Crônica da Poesia
Ninguém lê poesia para estar a par dos últimos lançamentos da moda ou pelos métodos eficazes de emagrecimento que ela possua, caso contrário a fila de pretendentes às portas de um poeta seria maior que a fila do bolsa-família, os livros de poesia seriam constantemente esgotados e não ficaríamos surpresos se no verso das carteiras de cigarro nos deparássemos com a curiosa inscrição: “o ministério da saúde adverte: leia um poema.”
A poesia ocuparia então a principal manchete dos jornais e lê-la não seria considerado uma perda de tempo e o poeta não seria visto como uma figura esquisita a perambular na contramão de uma sociedade altamente sofisticada e tecnológica.
A poesia, no entanto, não obedece a padrões nem está alienada ao tempo. Ela teima e prefere andar com seus próprios pés, fundando e trilhando seus próprios caminhos, deixando suas pegadas levemente impressas no lastro da alma.
É evidente que a vida muda, a sociedade se transforma e que a crítica literária, que antes servia para colocar em evidência novos escritores e poetas, fora raras exceções, já não existe mais. Mas na medida em que a poesia tenha alguma coisa que se comunique com as pessoas, que lhes acrescente algo, ela vai sobreviver.
A poesia faz e acontece. A verdadeira poesia é que escreve os seus poetas e não o contrário. No poema o poeta não comunica palavras, notícias, comunica o próprio ser. A poesia não quer ser literatura, quer ser carne, quer sangrar conosco. O poeta, mais que autor, é personagem. É como disse Whitman: “Isto não é um livro, quem toca nele toca num homem.”
É claro que poesia não enfrenta fila de Banco, não cura dor de dente nem desintegra um átomo, mesmo porque a única função da poesia é comover as pessoas, ao desvelar o pulsar das coisas por trás do azinhavre que a rotina vai depositando, fazendo com que todas as coisas e seres percam sua vivacidade, seu latejo, enfim, seu impacto enquanto novidade. Ela lida com o lado cruento da vida, com o revés da fala, com o revés do ser, com o amor, com a morte, com a perda. E isso não há computador no mundo que resolva. A palavra do poeta possui o raro poder de reintegrar os destroços da existência e transformar em beleza até a dor mais profunda. Embora não se faça poesia para fugir da realidade, acabamos por aceitar seu abrigo, seu colo, seu beijo. Claro está que sob as hostilidades do cotidiano é possível criar obras, textos, mundos novos que passam a viver apesar de qualquer dificuldade.

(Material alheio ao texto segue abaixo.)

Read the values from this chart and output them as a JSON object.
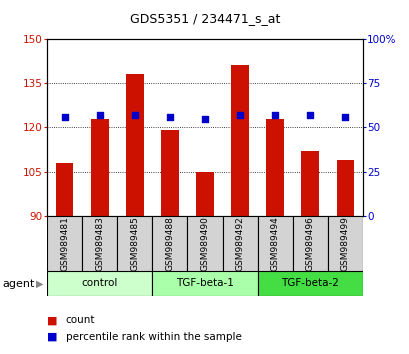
{
  "title": "GDS5351 / 234471_s_at",
  "samples": [
    "GSM989481",
    "GSM989483",
    "GSM989485",
    "GSM989488",
    "GSM989490",
    "GSM989492",
    "GSM989494",
    "GSM989496",
    "GSM989499"
  ],
  "count_values": [
    108,
    123,
    138,
    119,
    105,
    141,
    123,
    112,
    109
  ],
  "percentile_values": [
    56,
    57,
    57,
    56,
    55,
    57,
    57,
    57,
    56
  ],
  "ylim_left": [
    90,
    150
  ],
  "ylim_right": [
    0,
    100
  ],
  "yticks_left": [
    90,
    105,
    120,
    135,
    150
  ],
  "yticks_right": [
    0,
    25,
    50,
    75,
    100
  ],
  "bar_color": "#cc1100",
  "dot_color": "#0000cc",
  "groups": [
    {
      "label": "control",
      "indices": [
        0,
        1,
        2
      ],
      "color": "#ccffcc"
    },
    {
      "label": "TGF-beta-1",
      "indices": [
        3,
        4,
        5
      ],
      "color": "#aaffaa"
    },
    {
      "label": "TGF-beta-2",
      "indices": [
        6,
        7,
        8
      ],
      "color": "#44dd44"
    }
  ],
  "agent_label": "agent",
  "legend_count_label": "count",
  "legend_percentile_label": "percentile rank within the sample",
  "bar_color_legend": "#cc1100",
  "dot_color_legend": "#0000cc",
  "bar_width": 0.5,
  "ylabel_left_color": "#cc1100",
  "ylabel_right_color": "#0000cc",
  "sample_box_color": "#d3d3d3",
  "title_fontsize": 9,
  "tick_fontsize": 7.5,
  "label_fontsize": 6.5
}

Quanto mais consumista, quanto mais materialista e antipoética se torna a sociedade, mais necessária é a poesia. Talvez esse fato explique de certa forma o crescimento vertiginoso do número de poetas nos últimos anos. Os caras passam o tempo escrevendo dezenas de poemas que ninguém jamais irá ler e mesmo assim continuam. A poesia é, de fato, uma fatalidade do espírito humano.
Portanto, se me perguntarem qual seria o papel da poesia numa sociedade cada vez mais informatizada e globalizada, eu responderia, sem mais delongas, que não há papel que segure a poesia.